I'm all new to KNIME - please, I need help on how to model this:
I have a huge number of observervations and 1-20 observations have the same key in the first column. They have 4 more numeric attributes and one class/target column, which marks the 'winner' for each key.
So for each key there are 1-20 candidates and one of those is marked as a winner. And I need to understand how the 4 numeric attributes influence this 'beeing a winner'.
If I just send this data in a 'decission tree learner' then it doesn't get that there is one winner for each key.
I could take each set of 1-20 candidates and transform it into one long row of data - but this feels pretty ugly. Maybe I could also create a seperate data-table for each key. Is there any better way?
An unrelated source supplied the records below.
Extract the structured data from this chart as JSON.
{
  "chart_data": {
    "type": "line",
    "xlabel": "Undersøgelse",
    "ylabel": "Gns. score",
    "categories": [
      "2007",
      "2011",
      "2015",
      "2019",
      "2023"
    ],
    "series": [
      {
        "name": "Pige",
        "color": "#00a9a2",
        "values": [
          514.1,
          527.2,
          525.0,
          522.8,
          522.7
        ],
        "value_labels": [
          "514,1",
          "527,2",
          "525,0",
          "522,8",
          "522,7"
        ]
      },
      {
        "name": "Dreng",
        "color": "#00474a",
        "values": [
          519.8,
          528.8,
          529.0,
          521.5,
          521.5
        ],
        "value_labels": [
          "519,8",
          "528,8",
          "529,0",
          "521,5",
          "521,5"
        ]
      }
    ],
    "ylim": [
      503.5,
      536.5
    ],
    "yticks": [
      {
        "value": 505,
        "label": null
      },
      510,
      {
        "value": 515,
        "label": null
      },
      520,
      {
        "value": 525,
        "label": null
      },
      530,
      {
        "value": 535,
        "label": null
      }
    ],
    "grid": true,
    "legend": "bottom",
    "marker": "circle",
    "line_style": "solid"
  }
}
Just off hand I would try something like:
Group Loop Start > Naive Bayes Learner > Pivot > Math Formula > Loop End.
The idea being that you calculate the difference between the means of your winners and loosers (+ some number of SDs). Larger values would be more significant but a rigorous way to choose which features are significant, I would leave up to you.
An alternative option would be to use a similar loop but with single sample t-test where you override your sample value with the value from the winner and the losers as your input table.
That being said, take all of this with a grain of salt as I don't know enough about your application to know whether either of these approaches would be suitable for your needs but hopefully this will at least point you in a useful direction.
thank you!!! I will try this. Actuall this sounds harder than I thought it would be.
So far I was trying a model using a decissiontree or MLP.